When Williamson says, ‘The power of your mind is greater than the power of nuclear radiation’, my toes curl. Yet I can imagine a lot of Americans punching the air and feeling they are suddenly more powerful than an atomic bomb.

Nor is some of her supposedly outlandish opinion that outlandish.

She’s been attacked for dismissing depression as a tool for big pharmaceutical companies to exploit. But actually what she said was this: ‘Over the past few years, the pharmaceutical companies have medicalised depression. I’m not saying there is no such thing as mental illness, but I am saying there’s a spectrum of normal human despair that is not mental illness.

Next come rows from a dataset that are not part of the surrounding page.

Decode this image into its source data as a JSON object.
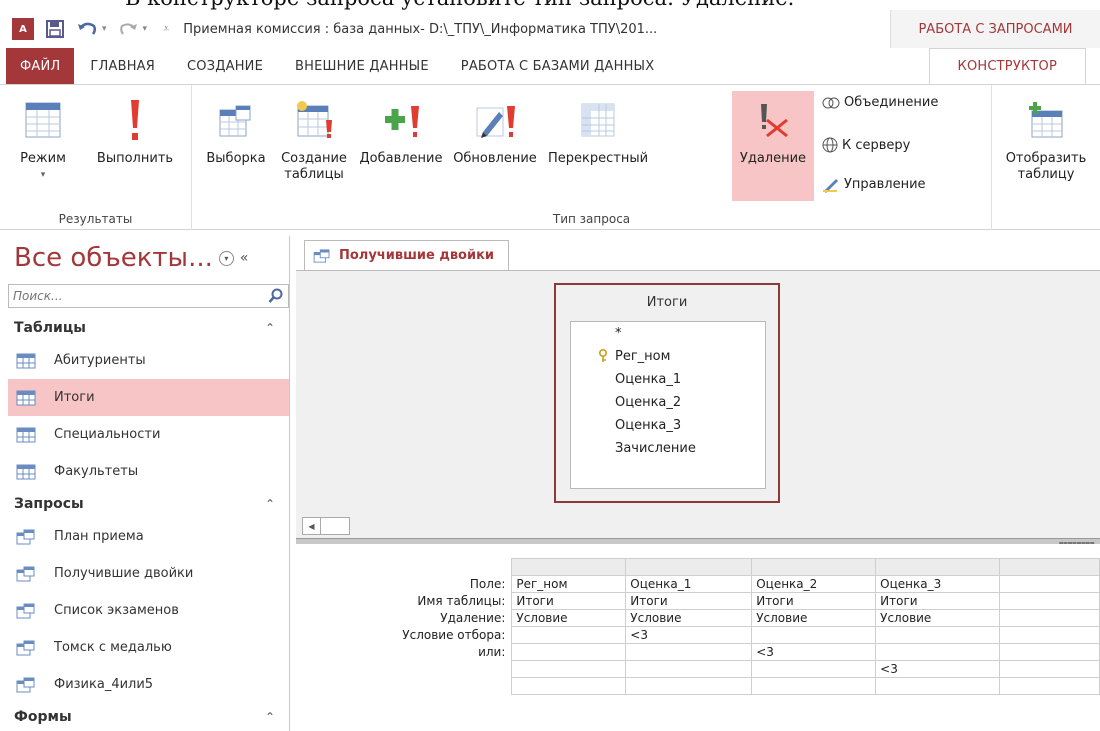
{
  "caption": "В конструкторе запроса установите тип запроса: Удаление.",
  "titlebar": {
    "app_icon": "A",
    "title": "Приемная комиссия : база данных- D:\\_ТПУ\\_Информатика ТПУ\\201...",
    "context_tab": "РАБОТА С ЗАПРОСАМИ"
  },
  "tabs": {
    "file": "ФАЙЛ",
    "home": "ГЛАВНАЯ",
    "create": "СОЗДАНИЕ",
    "external": "ВНЕШНИЕ ДАННЫЕ",
    "database": "РАБОТА С БАЗАМИ ДАННЫХ",
    "design": "КОНСТРУКТОР"
  },
  "ribbon": {
    "results": {
      "label": "Результаты",
      "view": "Режим",
      "run": "Выполнить"
    },
    "query_type": {
      "label": "Тип запроса",
      "select": "Выборка",
      "make_table_1": "Создание",
      "make_table_2": "таблицы",
      "append": "Добавление",
      "update": "Обновление",
      "crosstab": "Перекрестный",
      "delete": "Удаление",
      "union": "Объединение",
      "pass_through": "К серверу",
      "data_definition": "Управление"
    },
    "show_table_1": "Отобразить",
    "show_table_2": "таблицу"
  },
  "nav": {
    "title": "Все объекты...",
    "search_placeholder": "Поиск...",
    "sections": {
      "tables": "Таблицы",
      "queries": "Запросы",
      "forms": "Формы"
    },
    "tables": [
      "Абитуриенты",
      "Итоги",
      "Специальности",
      "Факультеты"
    ],
    "queries": [
      "План приема",
      "Получившие двойки",
      "Список экзаменов",
      "Томск с медалью",
      "Физика_4или5"
    ]
  },
  "doc": {
    "tab": "Получившие двойки",
    "table": {
      "title": "Итоги",
      "fields": [
        "*",
        "Рег_ном",
        "Оценка_1",
        "Оценка_2",
        "Оценка_3",
        "Зачисление"
      ]
    },
    "grid": {
      "row_labels": [
        "Поле:",
        "Имя таблицы:",
        "Удаление:",
        "Условие отбора:",
        "или:"
      ],
      "columns": [
        {
          "field": "Рег_ном",
          "table": "Итоги",
          "delete": "Условие",
          "criteria": "",
          "or": "",
          "or2": ""
        },
        {
          "field": "Оценка_1",
          "table": "Итоги",
          "delete": "Условие",
          "criteria": "<3",
          "or": "",
          "or2": ""
        },
        {
          "field": "Оценка_2",
          "table": "Итоги",
          "delete": "Условие",
          "criteria": "",
          "or": "<3",
          "or2": ""
        },
        {
          "field": "Оценка_3",
          "table": "Итоги",
          "delete": "Условие",
          "criteria": "",
          "or": "",
          "or2": "<3"
        }
      ]
    }
  },
  "colors": {
    "accent": "#a4373a",
    "highlight": "#f7c5c5"
  }
}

When someone you love dies, when you go bankrupt, lose something professionally, go through a divorce…that’s very painful but it’s not a mental illness, and can be better addressed through spiritual rather than pharmaceutical means.’

I agree with her.

Americans consume 80% of the world’s painkillers, suggesting – as with the ridiculous NRA argument that more guns means less crime – that more painkillers equals less pain, when clearly it doesn’t.

Getting America off its rampant self-medication and victimhood obsessions would hugely benefit society.

Williamson also has a degree of self-awareness and ability to laugh at herself that eludes Trump.

‘I can’t really complain about some of the mockery,’ she said after her performance in the first debate was widely ridiculed. ‘I mean, some of it has been hilarious. Some people think I’m absolutely bonkers!’

Yes they do, but acknowledging that fact in a jocular self-deprecating manner is an appealing trait.

As things stand, I don’t think Marianne Williamson will win the Democrat nomination.

And even if she did, I believe Trump would probably flat-line her in the 2020 election.

But what she did last night was put a much-needed rocket up the complacent collective backside of the Democratic presidential candidate field.

She’s rightly identified the cold, hard reality that no strident lefty socialist can beat someone like Trump, especially when the economy is going well.

She knows that wonky policy stuff alone can’t beat him either and that whoever the nominee ends up being has to take the rhetorical fight to Trump, and have a simple positive message for America that resonates as hard with voters as his ‘Make America Great Again’ mantra did in 2016, and as Obama’s ‘Yes we can!’ theme did in 2008.

Williamson knows how to get crowds going, and is a skilled television performer in an age when television is the world’s most powerful political marketing tool

Williamson knows how to get crowds going, and is a skilled television performer in an age when television is the world’s most powerful political marketing tool

Williamson has urged Democrats not to opt for the ‘safe’ choice: ‘I believe this is a moment and situation where what some might consider a safe choice is the most dangerous choice we can make. Donald Trump is not a politician. Donald Trump is a phenomenon. And it will take a phenomenon to beat him.’

I think she’s right.

I interviewed Williamson, with her friend Sharon Stone, for CNN in 2013.

She struck me then as tough, no-nonsense, intense and on a mission.

‘The real story is not how do I get my power,’ she said, ‘but how do I use that power to change the world for the better?’

Perhaps we’re about to find out.

I’ve thought for a while that only a rock star out-of-the-box candidate like Michelle Obama or Oprah could beat Trump in 2020, yet both women insist they won’t run.

Marianne Williamson last night showed she is the nearest thing to either of them in this field.

She may not be everyone’s cup of ginseng tea, but she has passion, confidence, verve and star power.

These are four qualities sorely lacking in the rest of the Democrat candidates.

Everyone can laugh at her all they like, but then everyone was laughing at Donald Trump, right up until the night he won.